A police sergeant who threw a cooler at a Bronx man in August, knocking him off a motorbike and killing him, has been arrested and charged with manslaughter, assault, and criminally negligent homicide. The sergeant, Erik Duran, 36, was suspended without pay days after the episode in which he hit the man, Eric Duprey, 30, who was fleeing narcotics officers conducting a “buy-and-bust” in an attempt to arrest him, The New York Times reports. The charges were filed on Tuesday by the office of Attorney General Letitia James of New York, which began investigating the encounter shortly after Duprey’s death.
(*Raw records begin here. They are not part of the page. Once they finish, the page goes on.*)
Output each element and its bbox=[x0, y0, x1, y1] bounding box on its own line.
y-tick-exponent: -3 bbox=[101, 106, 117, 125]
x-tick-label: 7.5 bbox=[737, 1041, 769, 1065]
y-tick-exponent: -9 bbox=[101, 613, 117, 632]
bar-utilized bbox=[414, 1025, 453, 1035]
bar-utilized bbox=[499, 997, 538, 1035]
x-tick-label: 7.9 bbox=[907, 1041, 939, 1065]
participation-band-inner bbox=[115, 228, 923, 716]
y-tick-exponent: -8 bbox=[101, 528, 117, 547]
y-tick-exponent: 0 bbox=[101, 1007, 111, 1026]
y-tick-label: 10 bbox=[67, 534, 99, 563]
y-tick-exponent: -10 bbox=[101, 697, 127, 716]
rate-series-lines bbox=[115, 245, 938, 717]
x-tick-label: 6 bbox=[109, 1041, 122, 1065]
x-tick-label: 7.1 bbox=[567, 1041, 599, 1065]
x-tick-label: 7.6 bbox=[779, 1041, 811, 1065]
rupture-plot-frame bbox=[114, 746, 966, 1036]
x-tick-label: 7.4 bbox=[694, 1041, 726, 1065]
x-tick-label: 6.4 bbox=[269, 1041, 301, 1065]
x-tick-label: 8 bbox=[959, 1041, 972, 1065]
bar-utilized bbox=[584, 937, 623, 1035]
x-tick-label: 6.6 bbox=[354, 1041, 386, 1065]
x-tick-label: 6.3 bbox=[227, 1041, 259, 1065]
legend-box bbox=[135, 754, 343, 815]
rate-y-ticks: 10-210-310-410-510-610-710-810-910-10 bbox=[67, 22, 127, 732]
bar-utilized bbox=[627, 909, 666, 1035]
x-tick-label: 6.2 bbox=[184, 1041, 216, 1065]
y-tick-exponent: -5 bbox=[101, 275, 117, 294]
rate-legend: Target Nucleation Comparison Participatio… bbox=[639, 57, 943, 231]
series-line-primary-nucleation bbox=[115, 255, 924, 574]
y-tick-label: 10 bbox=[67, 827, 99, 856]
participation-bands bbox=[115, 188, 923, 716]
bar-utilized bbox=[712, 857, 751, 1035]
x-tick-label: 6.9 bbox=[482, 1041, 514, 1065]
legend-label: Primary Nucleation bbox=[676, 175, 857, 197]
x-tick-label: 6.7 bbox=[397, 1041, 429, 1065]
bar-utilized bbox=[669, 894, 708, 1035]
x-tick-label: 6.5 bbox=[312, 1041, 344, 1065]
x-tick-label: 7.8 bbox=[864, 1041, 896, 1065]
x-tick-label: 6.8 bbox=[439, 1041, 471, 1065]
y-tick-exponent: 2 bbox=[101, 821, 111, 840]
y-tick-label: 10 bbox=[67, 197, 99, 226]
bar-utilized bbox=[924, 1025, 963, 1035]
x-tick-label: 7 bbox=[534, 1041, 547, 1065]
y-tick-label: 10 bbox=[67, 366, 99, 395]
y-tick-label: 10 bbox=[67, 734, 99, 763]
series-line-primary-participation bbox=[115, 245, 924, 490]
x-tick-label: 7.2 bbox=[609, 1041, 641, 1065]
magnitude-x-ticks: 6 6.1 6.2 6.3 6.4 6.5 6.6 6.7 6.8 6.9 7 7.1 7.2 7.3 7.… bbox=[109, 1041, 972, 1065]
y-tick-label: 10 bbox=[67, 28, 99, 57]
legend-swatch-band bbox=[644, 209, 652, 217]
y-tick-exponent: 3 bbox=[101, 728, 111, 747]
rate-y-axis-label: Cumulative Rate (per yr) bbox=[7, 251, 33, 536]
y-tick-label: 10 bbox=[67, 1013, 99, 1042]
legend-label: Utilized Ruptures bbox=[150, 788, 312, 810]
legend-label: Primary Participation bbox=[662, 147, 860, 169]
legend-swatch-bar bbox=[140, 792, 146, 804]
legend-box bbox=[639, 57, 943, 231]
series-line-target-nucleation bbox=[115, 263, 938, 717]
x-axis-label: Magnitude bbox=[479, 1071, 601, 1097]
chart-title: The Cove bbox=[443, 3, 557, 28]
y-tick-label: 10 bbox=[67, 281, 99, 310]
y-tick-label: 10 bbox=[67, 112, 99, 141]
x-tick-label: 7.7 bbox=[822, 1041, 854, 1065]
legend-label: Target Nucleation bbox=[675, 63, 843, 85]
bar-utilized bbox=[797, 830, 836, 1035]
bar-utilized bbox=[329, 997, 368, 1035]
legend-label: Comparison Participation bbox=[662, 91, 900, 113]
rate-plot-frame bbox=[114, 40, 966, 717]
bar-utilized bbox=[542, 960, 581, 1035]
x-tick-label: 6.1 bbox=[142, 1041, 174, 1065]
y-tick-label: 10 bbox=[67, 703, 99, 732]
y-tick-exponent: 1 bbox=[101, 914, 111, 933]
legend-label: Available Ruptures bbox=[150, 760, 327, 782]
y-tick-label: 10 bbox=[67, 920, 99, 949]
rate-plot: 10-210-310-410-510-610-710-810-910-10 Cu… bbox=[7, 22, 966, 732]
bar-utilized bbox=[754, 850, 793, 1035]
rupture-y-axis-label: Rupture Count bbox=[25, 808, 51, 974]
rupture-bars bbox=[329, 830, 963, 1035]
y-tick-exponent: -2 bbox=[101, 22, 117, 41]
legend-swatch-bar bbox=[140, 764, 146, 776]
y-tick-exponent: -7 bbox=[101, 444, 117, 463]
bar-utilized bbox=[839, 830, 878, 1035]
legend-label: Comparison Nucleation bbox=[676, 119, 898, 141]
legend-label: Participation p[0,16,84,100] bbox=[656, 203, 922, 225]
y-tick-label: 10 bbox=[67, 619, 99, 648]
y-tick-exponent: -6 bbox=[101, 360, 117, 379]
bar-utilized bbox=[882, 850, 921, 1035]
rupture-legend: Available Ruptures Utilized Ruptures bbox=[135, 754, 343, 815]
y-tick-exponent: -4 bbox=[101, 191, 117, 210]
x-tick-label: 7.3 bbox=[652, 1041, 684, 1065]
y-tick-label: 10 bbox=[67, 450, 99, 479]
The indictment charged Sergeant Duran with second-degree manslaughter, criminally negligent homicide and first- and second-degree assault. The president of the Sergeants Benevolent Association, Vincent Vallelong, called the charges a result of “overzealous prosecutors with a political agenda,” in a statement to The New York Post this week. Sergeant Duran was arraigned in Bronx criminal court and pleaded not guilty to the charges, according to court records.


The police said that Duprey had sold drugs to one officer, which prompted others nearby to move in to arrest him. Duprey sped away, but lost control after being struck by the cooler, then hit a tree and a car before the bike toppled and he fell to the ground, a surveillance video reviewed by The New York Times shows. He was pronounced dead at the scene four minutes later. Duprey’s death was ruled a homicide by the medical examiner’s office. In the days after Duprey’s death, his family disputed the official accounts of what had led to the altercation with the officers. His brother, Ryan Rodriguez, told The Times that he and Duprey were lingering on the sidewalk on the east side of Aqueduct Avenue, “chilling and smoking,” when a group of police officers approached Duprey as he sat on a borrowed motorbike. Because the bike was not registered and Duprey was afraid that the police would confiscate it, he started the bike and raced north in an effort to outrun the police. In court, prosecutors said Sergeant Duran’s actions showed “excessive force while on duty.”